De acordo com o Ipardes, o aumento de 1,0% no índice de desemprego de julho aponta estabilidade. “Estatisticamente, não há diferença em relação ao mês anterior por causa do erro amostral de 4,4%”, explicou a diretora do Centro Estadual de Estatística do Ipardes, Sachiko Araki Lira. Apesar da variação pequena, a Grande Curitiba passou da segunda para terceira colocação entre as menores taxas de desemprego do País, atrás de Porto Alegre (9,5%) e Rio de Janeiro (9,6%). Nas outras regiões pesquisadas pelo IBGE, os índices foram os seguintes: Salvador (17,6%), São Paulo (14,5%), Recife (14,2%), Belo Horizonte (11,4%). A taxa de desemprego da RMC ficou abaixo da média nacional de 12,8% referente às outras seis regiões metropolitanas pesquisadas pelo IBGE.

Para agosto, Sachiko projeta que a taxa de desemprego fique próxima do índice de julho, com possibilidade de pequena redução. “Normalmente, o segundo semestre se caracteriza por queda na taxa de desemprego. A indústria começa a contratar em agosto para o final de ano. Em outubro, é a vez do comércio.”

Indicadores

A população em idade ativa (com 10 anos de idade ou mais) cresceu 0,4% de junho para julho, totalizando 2,233 milhões de pessoas. Houve acréscimo de 0,5% na população economicamente ativa (que chegou a 1,345 milhão), de 0,4% na ocupação (somando 1,207 milhão) e de 0,3% na população não economicamente ativa (totalizando 888 mil pessoas).

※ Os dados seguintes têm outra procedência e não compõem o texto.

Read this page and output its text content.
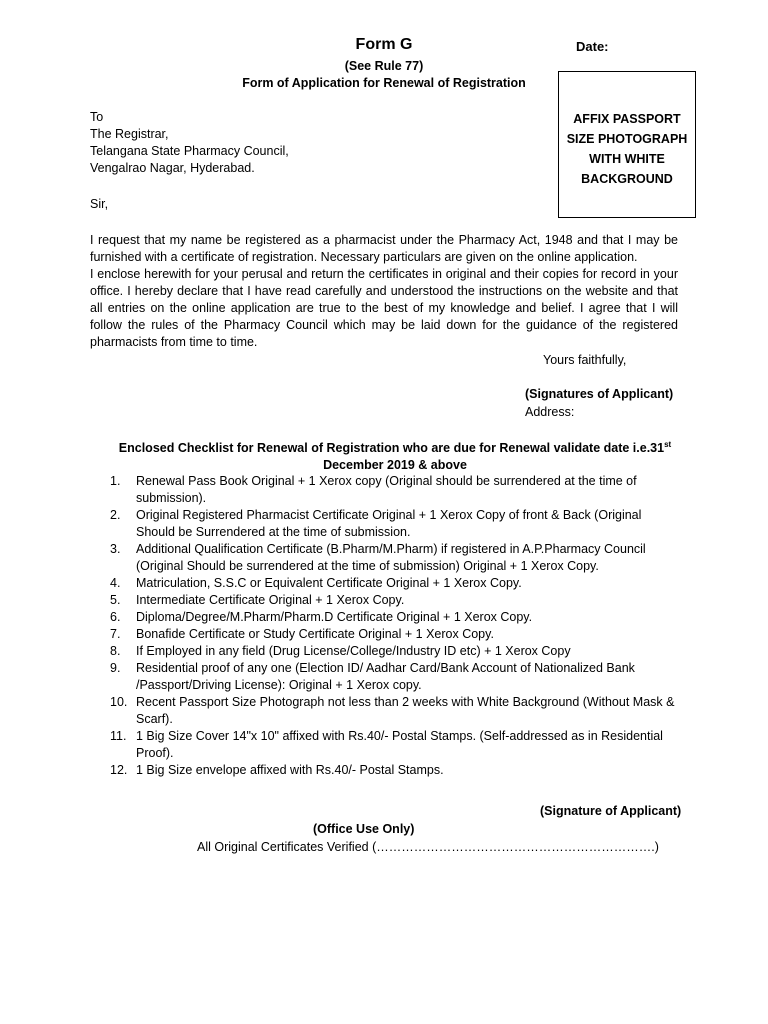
Form G	Date:
(See Rule 77)
Form of Application for Renewal of Registration
AFFIX PASSPORT
SIZE PHOTOGRAPH
WITH WHITE
BACKGROUND
To
The Registrar,
Telangana State Pharmacy Council,
Vengalrao Nagar, Hyderabad.
Sir,

I request that my name be registered as a pharmacist under the Pharmacy Act, 1948 and that I may be furnished with a certificate of registration. Necessary particulars are given on the online application.

I enclose herewith for your perusal and return the certificates in original and their copies for record in your office. I hereby declare that I have read carefully and understood the instructions on the website and that all entries on the online application are true to the best of my knowledge and belief. I agree that I will follow the rules of the Pharmacy Council which may be laid down for the guidance of the registered pharmacists from time to time.

Yours faithfully,
(Signatures of Applicant)
Address:
Enclosed Checklist for Renewal of Registration who are due for Renewal validate date i.e.31st
December 2019 & above
1.	Renewal Pass Book Original + 1 Xerox copy (Original should be surrendered at the time of submission).
2.	Original Registered Pharmacist Certificate Original + 1 Xerox Copy of front & Back (Original Should be Surrendered at the time of submission.
3.	Additional Qualification Certificate (B.Pharm/M.Pharm) if registered in A.P.Pharmacy Council (Original Should be surrendered at the time of submission) Original + 1 Xerox Copy.
4.	Matriculation, S.S.C or Equivalent Certificate Original + 1 Xerox Copy.
5.	Intermediate Certificate Original + 1 Xerox Copy.
6.	Diploma/Degree/M.Pharm/Pharm.D Certificate Original + 1 Xerox Copy.
7.	Bonafide Certificate or Study Certificate Original + 1 Xerox Copy.
8.	If Employed in any field (Drug License/College/Industry ID etc) + 1 Xerox Copy
9.	Residential proof of any one (Election ID/ Aadhar Card/Bank Account of Nationalized Bank /Passport/Driving License): Original + 1 Xerox copy.
10. Recent Passport Size Photograph not less than 2 weeks with White Background (Without Mask & Scarf).
11. 1 Big Size Cover 14"x 10" affixed with Rs.40/- Postal Stamps. (Self-addressed as in Residential Proof).
12. 1 Big Size envelope affixed with Rs.40/- Postal Stamps.
(Signature of Applicant)
(Office Use Only)
All Original Certificates Verified (………………………………………………………….)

A taxa de atividade, que indica a proporção de pessoas empregadas e procurando emprego, continua a maior do País: 60,2%.

O grupo de atividades que mais contratou foi “comércio, reparação de veículos automotivos e de objetos pessoais e domésticos e comércio varejista de combustíveis” (8 mil vagas), seguido da construção civil (6 mil). A maior queda ocorreu em “administração pública, defesa, seguro social, educação, saúde e serviços sociais”, que eliminou 9 mil postos de trabalho, acompanhado pela “indústria extrativa e de transformação, e produção e distribuição de eletricidade, gás e água” (-6 mil).

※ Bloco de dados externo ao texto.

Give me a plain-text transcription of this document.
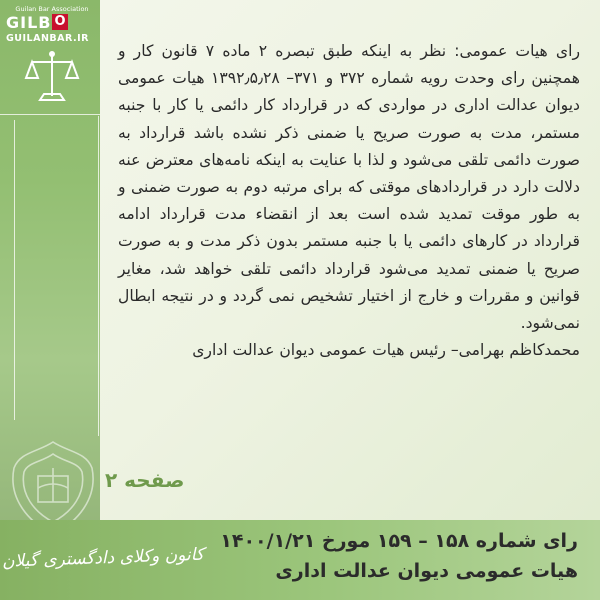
Guilan Bar Association
GILB O
GUILANBAR.IR
رای هیات عمومی: نظر به اینکه طبق تبصره ۲ ماده ۷ قانون کار و همچنین رای وحدت رویه شماره ۳۷۲ و ۳۷۱– ۱۳۹۲٫۵٫۲۸ هیات عمومی دیوان عدالت اداری در مواردی که در قرارداد کار دائمی یا کار با جنبه مستمر، مدت به صورت صریح یا ضمنی ذکر نشده باشد قرارداد به صورت دائمی تلقی می‌شود و لذا با عنایت به اینکه نامه‌های معترض عنه دلالت دارد در قراردادهای موقتی که برای مرتبه دوم به صورت ضمنی و به طور موقت تمدید شده است بعد از انقضاء مدت قرارداد ادامه قرارداد در کارهای دائمی یا با جنبه مستمر بدون ذکر مدت و به صورت صریح یا ضمنی تمدید می‌شود قرارداد دائمی تلقی خواهد شد، مغایر قوانین و مقررات و خارج از اختیار تشخیص نمی گردد و در نتیجه ابطال نمی‌شود.
محمدکاظم بهرامی– رئیس هیات عمومی دیوان عدالت اداری
صفحه ۲
رای شماره ۱۵۸ – ۱۵۹ مورخ ۱۴۰۰/۱/۲۱
هیات عمومی دیوان عدالت اداری
کانون وکلای دادگستری گیلان
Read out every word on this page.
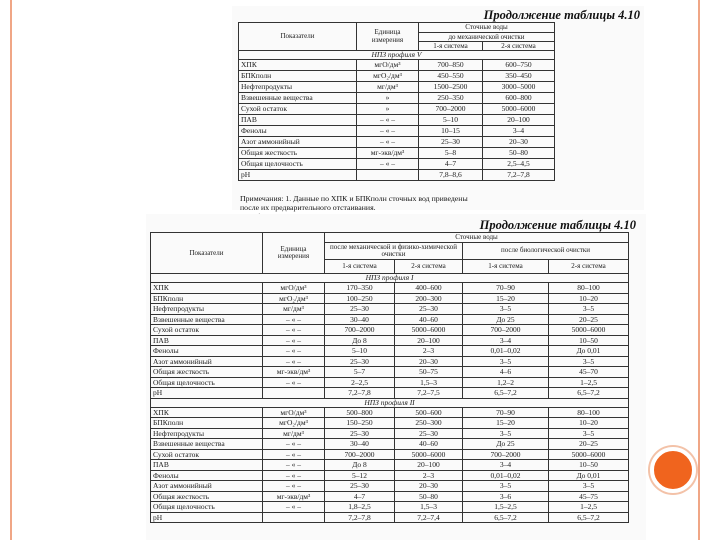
Продолжение таблицы 4.10
Показатели	Единица измерения	Сточные воды	
		до механической очистки	
		1-я система	2-я система
НПЗ профиля V			
ХПК	мгО/дм³	700–850	600–750
БПКполн	мгО₂/дм³	450–550	350–450
Нефтепродукты	мг/дм³	1500–2500	3000–5000
Взвешенные вещества	»	250–350	600–800
Сухой остаток	»	700–2000	5000–6000
ПАВ	– « –	5–10	20–100
Фенолы	– « –	10–15	3–4
Азот аммонийный	– « –	25–30	20–30
Общая жесткость	мг-экв/дм³	5–8	50–80
Общая щелочность	– « –	4–7	2,5–4,5
pH		7,8–8,6	7,2–7,8
Примечания: 1. Данные по ХПК и БПКполн сточных вод приведены
после их предварительного отстаивания.
Продолжение таблицы 4.10
Показатели	Единица измерения	Сточные воды			
		после механической и физико-химической очистки		после биологической очистки	
		1-я система	2-я система	1-я система	2-я система
НПЗ профиля I					
ХПК	мгО/дм³	170–350	400–600	70–90	80–100
БПКполн	мгО₂/дм³	100–250	200–300	15–20	10–20
Нефтепродукты	мг/дм³	25–30	25–30	3–5	3–5
Взвешенные вещества	– « –	30–40	40–60	До 25	20–25
Сухой остаток	– « –	700–2000	5000–6000	700–2000	5000–6000
ПАВ	– « –	До 8	20–100	3–4	10–50
Фенолы	– « –	5–10	2–3	0,01–0,02	До 0,01
Азот аммонийный	– « –	25–30	20–30	3–5	3–5
Общая жесткость	мг-экв/дм³	5–7	50–75	4–6	45–70
Общая щелочность	– « –	2–2,5	1,5–3	1,2–2	1–2,5
pH		7,2–7,8	7,2–7,5	6,5–7,2	6,5–7,2
НПЗ профиля II					
ХПК	мгО/дм³	500–800	500–600	70–90	80–100
БПКполн	мгО₂/дм³	150–250	250–300	15–20	10–20
Нефтепродукты	мг/дм³	25–30	25–30	3–5	3–5
Взвешенные вещества	– « –	30–40	40–60	До 25	20–25
Сухой остаток	– « –	700–2000	5000–6000	700–2000	5000–6000
ПАВ	– « –	До 8	20–100	3–4	10–50
Фенолы	– « –	5–12	2–3	0,01–0,02	До 0,01
Азот аммонийный	– « –	25–30	20–30	3–5	3–5
Общая жесткость	мг-экв/дм³	4–7	50–80	3–6	45–75
Общая щелочность	– « –	1,8–2,5	1,5–3	1,5–2,5	1–2,5
pH		7,2–7,8	7,2–7,4	6,5–7,2	6,5–7,2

Houve ampliação de 15 mil empregos com carteira, que passaram a 598 mil, e de 6 mil sem carteira, que totalizaram 205 mil. A RMC mantém a maior proporção de emprego formal (49,5%) entre as seis regiões pesquisadas no País.

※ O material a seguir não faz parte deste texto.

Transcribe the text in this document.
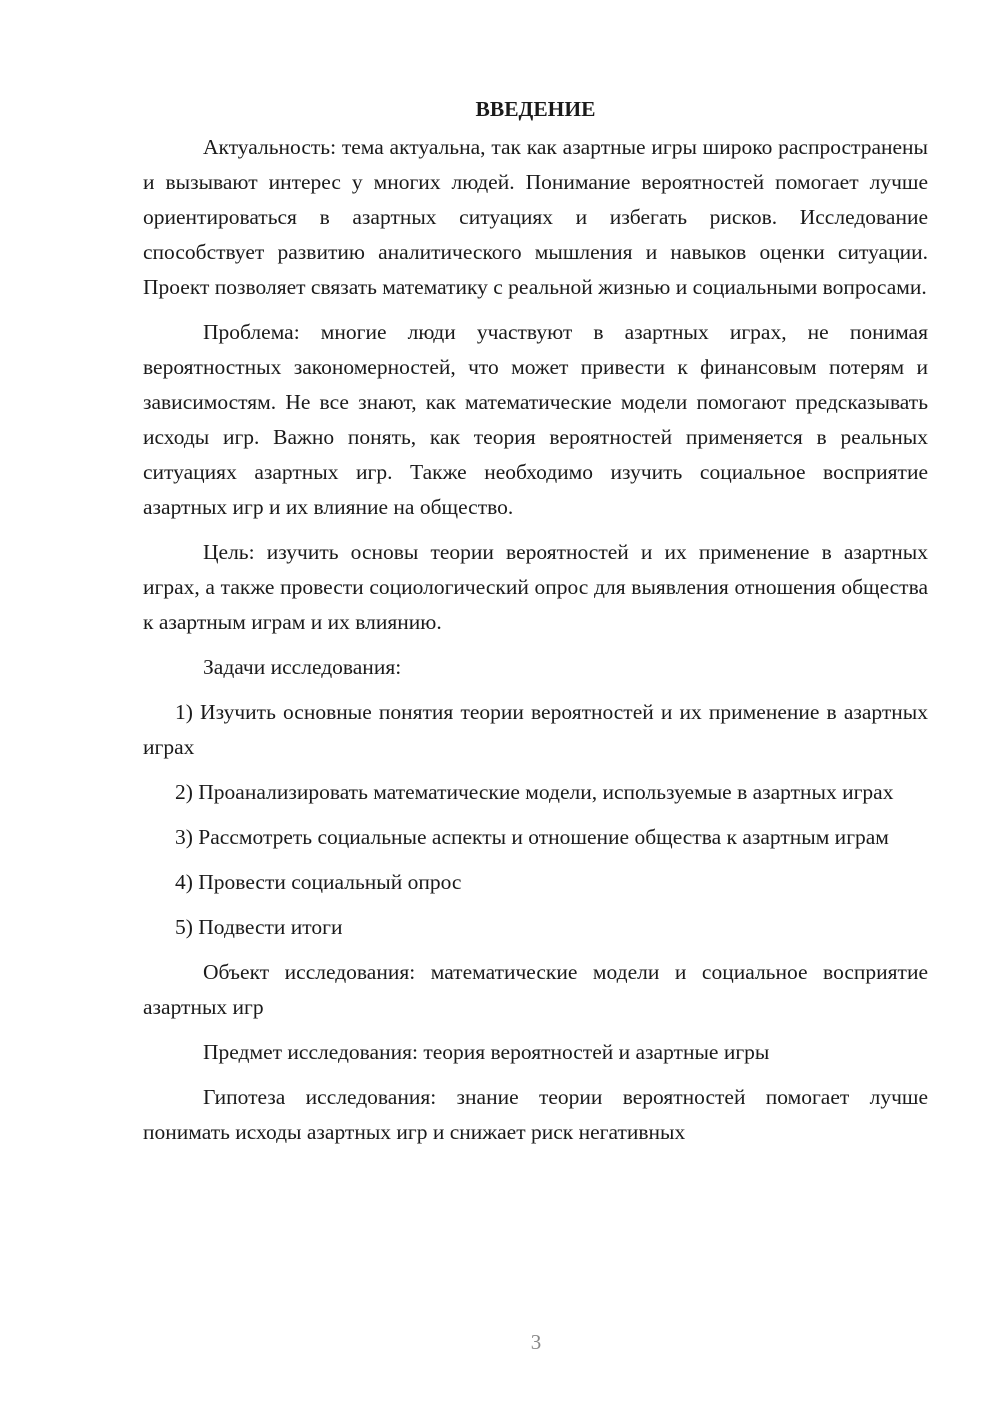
ВВЕДЕНИЕ

Актуальность: тема актуальна, так как азартные игры широко распространены и вызывают интерес у многих людей. Понимание вероятностей помогает лучше ориентироваться в азартных ситуациях и избегать рисков. Исследование способствует развитию аналитического мышления и навыков оценки ситуации. Проект позволяет связать математику с реальной жизнью и социальными вопросами.

Проблема: многие люди участвуют в азартных играх, не понимая вероятностных закономерностей, что может привести к финансовым потерям и зависимостям. Не все знают, как математические модели помогают предсказывать исходы игр. Важно понять, как теория вероятностей применяется в реальных ситуациях азартных игр. Также необходимо изучить социальное восприятие азартных игр и их влияние на общество.

Цель: изучить основы теории вероятностей и их применение в азартных играх, а также провести социологический опрос для выявления отношения общества к азартным играм и их влиянию.

Задачи исследования:

1) Изучить основные понятия теории вероятностей и их применение в азартных играх

2) Проанализировать математические модели, используемые в азартных играх

3) Рассмотреть социальные аспекты и отношение общества к азартным играм

4) Провести социальный опрос

5) Подвести итоги

Объект исследования: математические модели и социальное восприятие азартных игр

Предмет исследования: теория вероятностей и азартные игры

Гипотеза исследования: знание теории вероятностей помогает лучше понимать исходы азартных игр и снижает риск негативных

3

Aumentou o tempo médio de procura por emprego na RMC. A maior parte (45,4%) ainda levou 31 dias a 6 meses para encontrar colocação, mas no mês anterior o número de desocupados com esse tempo de espera era de 54,0%.

Salário

O rendimento médio real efetivamente recebido pelos trabalhadores da Grande Curitiba em junho foi de R$ 764,91, 0,3% mais que em maio. É o quarto maior valor entre as regiões pesquisadas. O mais alto é São Paulo (R$ 963,99) e o menor, Recife (R$ 606,74).